Transformer-Enhanced Iterative Feedback Mechanism for Polyp Segmentation

TL;DR

This work tackles automated polyp segmentation in colonoscopy images, a task hindered by variable polyp appearance and endoscopist miss rates. It introduces FANetv2, an encoder–decoder architecture that combines a Pyramid Vision Transformer backbone, a Feature Enhancement Dilated block, iterative feedback attention, and text-guided attention to refine segmentation from an initial Otsu mask while also performing auxiliary polyp attribute classification. The model achieves state-of-the-art performance on BKAI-IGH and CVC-ClinicDB, with DSC values of up to 0.9186 and 0.9481 and low Hausdorff distances, outperforming multiple transformers-based baselines. The results suggest FANetv2’s iterative refinement and contextual text cues can robustly handle polyps of varying sizes and counts across imaging modalities, indicating potential for real-time clinical support in CRC screening.

Abstract

Colorectal cancer (CRC) is the third most common cause of cancer diagnosed in the United States and the second leading cause of cancer-related death among both genders. Notably, CRC is the leading cause of cancer in younger men less than 50 years old. Colonoscopy is considered the gold standard for the early diagnosis of CRC. Skills vary significantly among endoscopists, and a high miss rate is reported. Automated polyp segmentation can reduce the missed rates, and timely treatment is possible in the early stage. To address this challenge, we introduce \textit{\textbf{\ac{FANetv2}}}, an advanced encoder-decoder network designed to accurately segment polyps from colonoscopy images. Leveraging an initial input mask generated by Otsu thresholding, FANetv2 iteratively refines its binary segmentation masks through a novel feedback attention mechanism informed by the mask predictions of previous epochs. Additionally, it employs a text-guided approach that integrates essential information about the number (one or many) and size (small, medium, large) of polyps to further enhance its feature representation capabilities. This dual-task approach facilitates accurate polyp segmentation and aids in the auxiliary classification of polyp attributes, significantly boosting the model's performance. Our comprehensive evaluations on the publicly available BKAI-IGH and CVC-ClinicDB datasets demonstrate the superior performance of FANetv2, evidenced by high dice similarity coefficients (DSC) of 0.9186 and 0.9481, along with low Hausdorff distances of 2.83 and 3.19, respectively. The source code for FANetv2 is available at https://github.com/xxxxx/FANetv2.
Paper Structure (16 sections, 1 equation, 2 figures, 3 tables)

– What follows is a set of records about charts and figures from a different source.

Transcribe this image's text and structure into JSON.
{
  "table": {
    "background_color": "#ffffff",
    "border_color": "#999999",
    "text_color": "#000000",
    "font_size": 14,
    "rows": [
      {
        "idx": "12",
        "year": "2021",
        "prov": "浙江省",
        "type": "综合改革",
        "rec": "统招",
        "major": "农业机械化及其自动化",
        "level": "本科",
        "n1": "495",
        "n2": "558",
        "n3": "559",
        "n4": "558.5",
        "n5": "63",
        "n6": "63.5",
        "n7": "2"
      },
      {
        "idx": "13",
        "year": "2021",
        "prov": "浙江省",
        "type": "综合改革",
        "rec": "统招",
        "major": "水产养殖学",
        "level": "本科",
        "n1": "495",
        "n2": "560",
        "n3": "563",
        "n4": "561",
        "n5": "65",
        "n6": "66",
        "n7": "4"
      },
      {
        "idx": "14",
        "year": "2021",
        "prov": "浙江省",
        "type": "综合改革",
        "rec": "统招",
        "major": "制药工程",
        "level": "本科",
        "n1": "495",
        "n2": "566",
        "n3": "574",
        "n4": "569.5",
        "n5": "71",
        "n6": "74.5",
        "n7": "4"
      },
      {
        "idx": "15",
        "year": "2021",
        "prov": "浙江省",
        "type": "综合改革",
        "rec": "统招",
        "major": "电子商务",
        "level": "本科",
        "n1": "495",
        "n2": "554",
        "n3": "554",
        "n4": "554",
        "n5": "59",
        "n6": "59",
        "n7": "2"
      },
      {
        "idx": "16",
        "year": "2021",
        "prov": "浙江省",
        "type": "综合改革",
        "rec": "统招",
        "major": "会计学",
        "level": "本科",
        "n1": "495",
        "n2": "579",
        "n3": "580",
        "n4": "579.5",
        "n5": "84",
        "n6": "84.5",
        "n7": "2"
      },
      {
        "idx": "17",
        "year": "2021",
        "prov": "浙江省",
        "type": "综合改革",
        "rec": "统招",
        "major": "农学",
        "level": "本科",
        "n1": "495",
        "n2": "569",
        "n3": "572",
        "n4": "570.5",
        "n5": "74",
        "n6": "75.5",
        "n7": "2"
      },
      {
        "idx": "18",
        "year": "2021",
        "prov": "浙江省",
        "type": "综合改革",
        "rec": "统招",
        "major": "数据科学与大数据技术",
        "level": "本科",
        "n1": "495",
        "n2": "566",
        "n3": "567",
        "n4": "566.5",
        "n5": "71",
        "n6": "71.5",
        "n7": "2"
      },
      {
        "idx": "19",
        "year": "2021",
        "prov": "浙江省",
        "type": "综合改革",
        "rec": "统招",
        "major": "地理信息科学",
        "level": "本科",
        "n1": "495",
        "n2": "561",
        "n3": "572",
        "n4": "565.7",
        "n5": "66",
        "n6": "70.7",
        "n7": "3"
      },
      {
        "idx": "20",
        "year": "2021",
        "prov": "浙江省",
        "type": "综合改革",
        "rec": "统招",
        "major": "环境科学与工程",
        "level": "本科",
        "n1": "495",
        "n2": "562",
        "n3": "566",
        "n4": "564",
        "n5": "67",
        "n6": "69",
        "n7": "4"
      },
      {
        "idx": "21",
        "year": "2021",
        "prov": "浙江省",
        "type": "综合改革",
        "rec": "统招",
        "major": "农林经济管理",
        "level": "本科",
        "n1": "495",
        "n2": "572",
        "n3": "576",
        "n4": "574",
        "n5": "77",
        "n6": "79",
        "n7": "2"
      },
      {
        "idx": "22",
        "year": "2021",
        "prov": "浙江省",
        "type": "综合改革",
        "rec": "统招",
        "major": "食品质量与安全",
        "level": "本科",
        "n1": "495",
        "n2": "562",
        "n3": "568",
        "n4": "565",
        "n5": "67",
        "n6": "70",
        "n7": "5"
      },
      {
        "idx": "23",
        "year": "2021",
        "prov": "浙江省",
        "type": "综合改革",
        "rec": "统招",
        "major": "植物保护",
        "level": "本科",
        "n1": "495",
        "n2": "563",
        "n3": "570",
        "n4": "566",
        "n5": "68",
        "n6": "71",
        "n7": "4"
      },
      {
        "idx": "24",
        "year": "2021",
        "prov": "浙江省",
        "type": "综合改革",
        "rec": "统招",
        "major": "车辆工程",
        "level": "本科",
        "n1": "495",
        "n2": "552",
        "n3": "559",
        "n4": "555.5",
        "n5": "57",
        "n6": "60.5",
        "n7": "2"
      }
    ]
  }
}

This paper contains 16 sections, 1 equation, 2 figures, 3 tables.

Figures (2)

  • Figure 1: Overview of the FANetv2 architecture. FANetv2 takes two inputs: a polyp image and an initial input mask generated from Otsu thresholding. The method is designed to perform two key tasks: an auxiliary polyp attribute classification and the polyp segmentation. The input image is initially fed to the encoder, which forwards its output to the Feature Enhancement Block, whose output is used for polyp attribute classification and the rest of the network for polyp segmentation. An innovative aspect of FANetv2 is that it uses an initial input mask and the polyp attributes to generate a unified feature representation, which is then passed to the decoder to predict the final segmentation mask. It is to be noted that FANetv2 has two key mechanisms: a feedback attention mechanism that leverages input mask from the previous epoch to guide the proposed network to refine segmentation and a text-guided mechanism that incorporates crucial information about the polyp, such as the number and size of polyps present within an image. These components work together to enhance the feature representation, thus improving the overall performance of the proposed FANetv2.
  • Figure 2: Qualitative results comparison on BKAI-IGH lan2021neounet and CVC-ClinicDB bernal2015wm. The heatmap shows the FANetv2's precision in accurately predicting polyps of various sizes and shapes.